Eileen had often spoken fondly of a trip to Alaska she had taken 30 years earlier. Her son and daughter-in-law decided to recreate that beloved experience. They booked her a stateroom aboard Royal Caribbean International®’s Explorer of the Seas® and extended an invitation to the rest of the family to join for a family cruise to Alaska. In all, 16 of us—a mix of Eileen’s sisters, children, grandchildren, nieces, nephews, grand-nieces and grand-nephews lured from California, Colorado, North Carolina and Florida—surprised Eileen on the pool deck on the first day of the cruise.
As a AAA member and a frequent contributor to AAA Traveler, I was delighted to finally take a family cruise to Alaska—a AAA favorite and a true bucket-list destination. The roundtrip voyage, bound for the twin Sawyer glaciers at the end of Tracy Arm Fjord, swept us from Seattle and Juneau to Skagway and Victoria, British Columbia, via the Inside Passage and the Gulf of Alaska. I hiked near the Mendenhall Glacier in Juneau and rode the White Pass Scenic Railway out of Skagway with my nuclear family. In Victoria, we talked my aunt into taking a city motor coach tour that rolled past one of the tallest First Nations totem poles in Beacon Hill Park, bustling Chinatown, the elegant Fairmont Empress Hotel and more.
On the evening of the fourth day of our family cruise to Alaska, the captain announced that icy conditions would prevent him from navigating the ship through Tracy Arm Fjord. But, not to worry, he said; he had an alternative route in mind. The catch? We had to be up early for optimal glacier viewing.
At 5:30 a.m., we entered the gorgeous Endicott Arm, a glacially carved extension of the Inside Passage (and a southern neighbor of Tracy Arm Fjord) flanked by stone walls blanketed in trees and threaded with waterfalls. An hour later, Eileen met us on the port side to watch the Dawes Glacier come into view. The captain stopped the ship within a half-mile of the massive wall of blue ice, then spun her 360 degrees so that passengers everywhere could observe its beauty.

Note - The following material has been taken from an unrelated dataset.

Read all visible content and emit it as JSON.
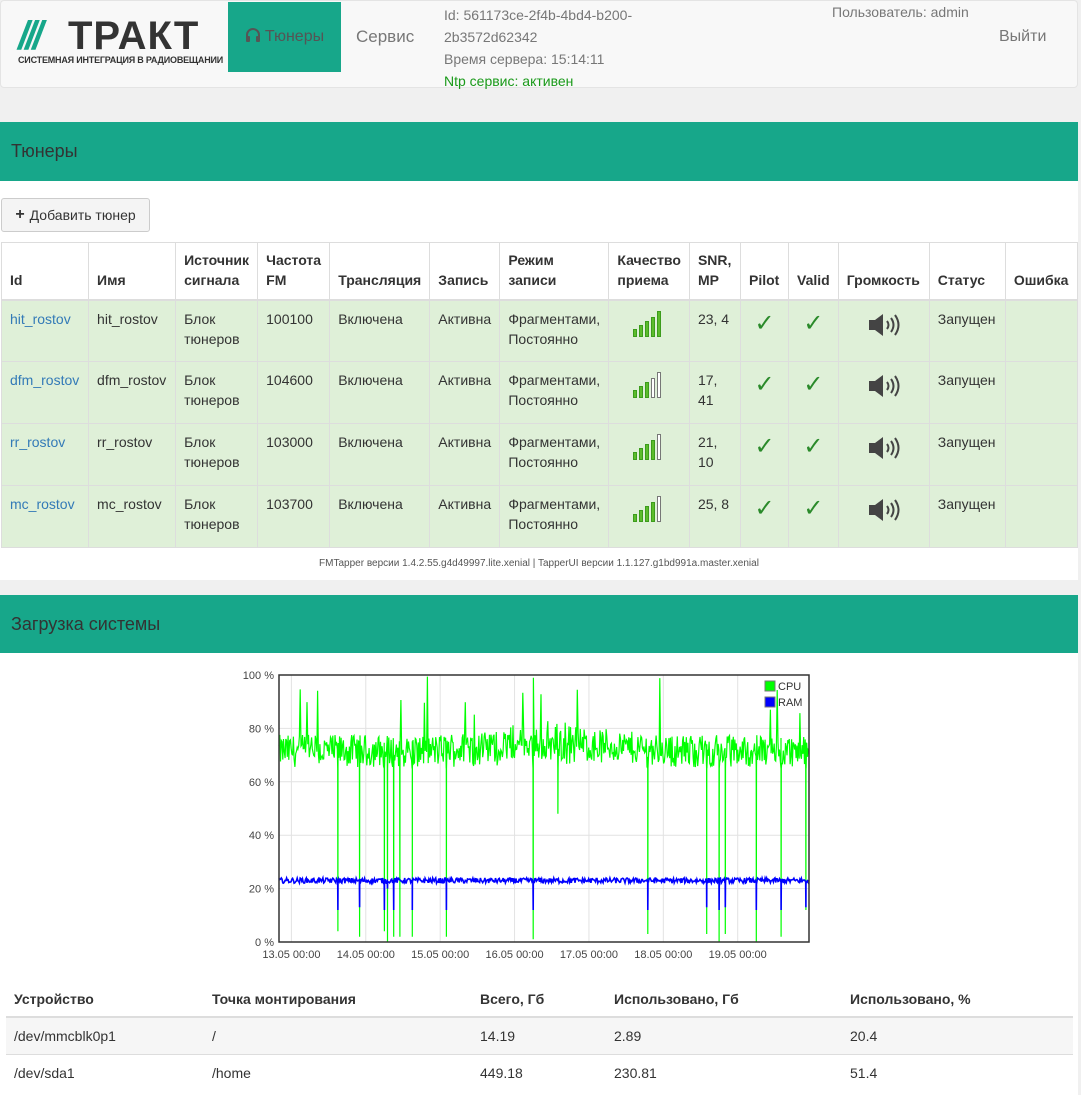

Our side waited in whispers, cameras raised in hopes of catching a calving iceberg. We heard the glacier shift and a telltale thundering echoed off the shores, but no ice fell. Still, we were not disappointed. The up-close glacier, the seals sliding on and off floating ice below it, the blowing whales and the lone grizzly bear foraging along the shore—all shared with my extended family—combined into a family cruise to Alaska we won’t soon forget.